Horace, cheval de l’Ouest : Parce qu’il n’y a pas que Lucky Luke dans l’Ouest. Enfin quand même un peu.
Par Robert Laplante
Ah le vieil Ouest. On a beau en tracer un portrait de plus en plus précis, on revient toujours à son image mythique. Comme si le véritable Far West historique n’était pas autant séduisant que son image fantasmée. Mais on le comprend, parce que cet Ouest légendaire constitue un décor exceptionnel pour mettre en scène des drames presque homériques qui titillent notre imagination. Ce sont des tragédies, certes, mais aussi des comédies mémorables !
Le Poor Lonesome Cowboy est de retour sur le petit écran.

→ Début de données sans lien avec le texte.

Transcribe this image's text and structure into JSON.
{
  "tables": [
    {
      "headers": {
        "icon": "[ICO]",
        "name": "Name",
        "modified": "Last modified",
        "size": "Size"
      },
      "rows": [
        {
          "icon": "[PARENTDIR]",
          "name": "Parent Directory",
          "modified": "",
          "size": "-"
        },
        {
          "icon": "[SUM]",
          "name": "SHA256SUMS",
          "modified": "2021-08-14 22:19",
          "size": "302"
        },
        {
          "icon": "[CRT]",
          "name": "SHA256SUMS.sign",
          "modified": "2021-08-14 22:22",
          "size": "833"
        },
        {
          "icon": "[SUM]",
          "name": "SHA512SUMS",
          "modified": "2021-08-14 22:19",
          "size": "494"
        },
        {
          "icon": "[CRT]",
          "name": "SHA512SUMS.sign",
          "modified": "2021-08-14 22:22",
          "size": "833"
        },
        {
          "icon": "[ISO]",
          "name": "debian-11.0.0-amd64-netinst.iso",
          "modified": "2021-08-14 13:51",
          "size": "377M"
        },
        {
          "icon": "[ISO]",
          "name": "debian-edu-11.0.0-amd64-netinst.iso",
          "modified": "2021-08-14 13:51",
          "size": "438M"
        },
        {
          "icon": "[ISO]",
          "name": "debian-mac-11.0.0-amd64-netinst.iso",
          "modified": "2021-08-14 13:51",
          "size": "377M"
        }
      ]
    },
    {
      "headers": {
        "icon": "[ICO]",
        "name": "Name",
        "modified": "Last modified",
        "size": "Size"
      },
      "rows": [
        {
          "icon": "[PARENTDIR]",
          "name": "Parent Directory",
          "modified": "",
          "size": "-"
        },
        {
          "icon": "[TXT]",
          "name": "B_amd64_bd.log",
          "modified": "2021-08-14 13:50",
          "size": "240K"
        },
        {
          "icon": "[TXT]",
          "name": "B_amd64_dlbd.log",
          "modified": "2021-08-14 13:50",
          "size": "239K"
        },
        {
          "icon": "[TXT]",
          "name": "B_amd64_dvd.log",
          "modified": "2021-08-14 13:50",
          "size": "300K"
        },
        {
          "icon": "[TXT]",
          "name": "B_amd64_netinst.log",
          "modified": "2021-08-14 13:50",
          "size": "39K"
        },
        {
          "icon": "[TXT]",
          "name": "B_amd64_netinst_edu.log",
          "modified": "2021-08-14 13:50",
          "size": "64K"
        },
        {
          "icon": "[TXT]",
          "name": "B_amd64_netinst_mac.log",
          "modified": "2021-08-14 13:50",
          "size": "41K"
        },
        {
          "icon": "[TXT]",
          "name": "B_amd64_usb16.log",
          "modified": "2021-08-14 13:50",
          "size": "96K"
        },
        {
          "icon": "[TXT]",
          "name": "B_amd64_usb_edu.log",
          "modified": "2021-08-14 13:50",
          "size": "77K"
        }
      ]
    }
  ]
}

Le 23 mars dernier, Disney + accueillait Lucky Luke. Oui, oui, le Lucky Luke. Le plus célèbre cowboy francophone de l’ouest « bédéesque » allait galoper sur la plateforme de Mickey avec une série de huit épisodes en prise de vue réels. Tout un exploit ! Pour rendre compte de cet important moment, la production de la série a confié au bédéiste Guillaume Bouzard, la tâche de raconter, à sa façon, les coulisses de ce tournage événement.
Mais, Bouzard étant ce qu’il est (c’est-à-dire totalement imprévisible), on ne pouvait sûrement pas s’attendre à un « making off » classique et un peu pépère, comme on en trouve des tonnes. Oh que non ! Sous sa plume, il devient aussitôt une farce incontrôlable.
Véritable électron libre dans une fourmilière hiérarchisée et hyper structurée, Bouzard sème sans le savoir le chaos partout. Grand amateur de Lucky Luke (c’est lui qui avait fait l’hilarant « Jolly Jumper ne répond plus »), Bouzard avec « L’homme qui a vu l’homme qui filme l’homme qui tire plus vite que son ombre (presque journal d’un tournage), s’amuse à déconstruire tout ce qu’on nous raconte depuis toujours sur les coulisses du cinéma et de la télé.
Le bédéiste, connu pour ses collaborations avec Fluide Glacial, Psykopat et Le Canard enchaîné, illustre avec son sens de l’humour décalé la production d’une série où tout est déformé par son imagination débridée.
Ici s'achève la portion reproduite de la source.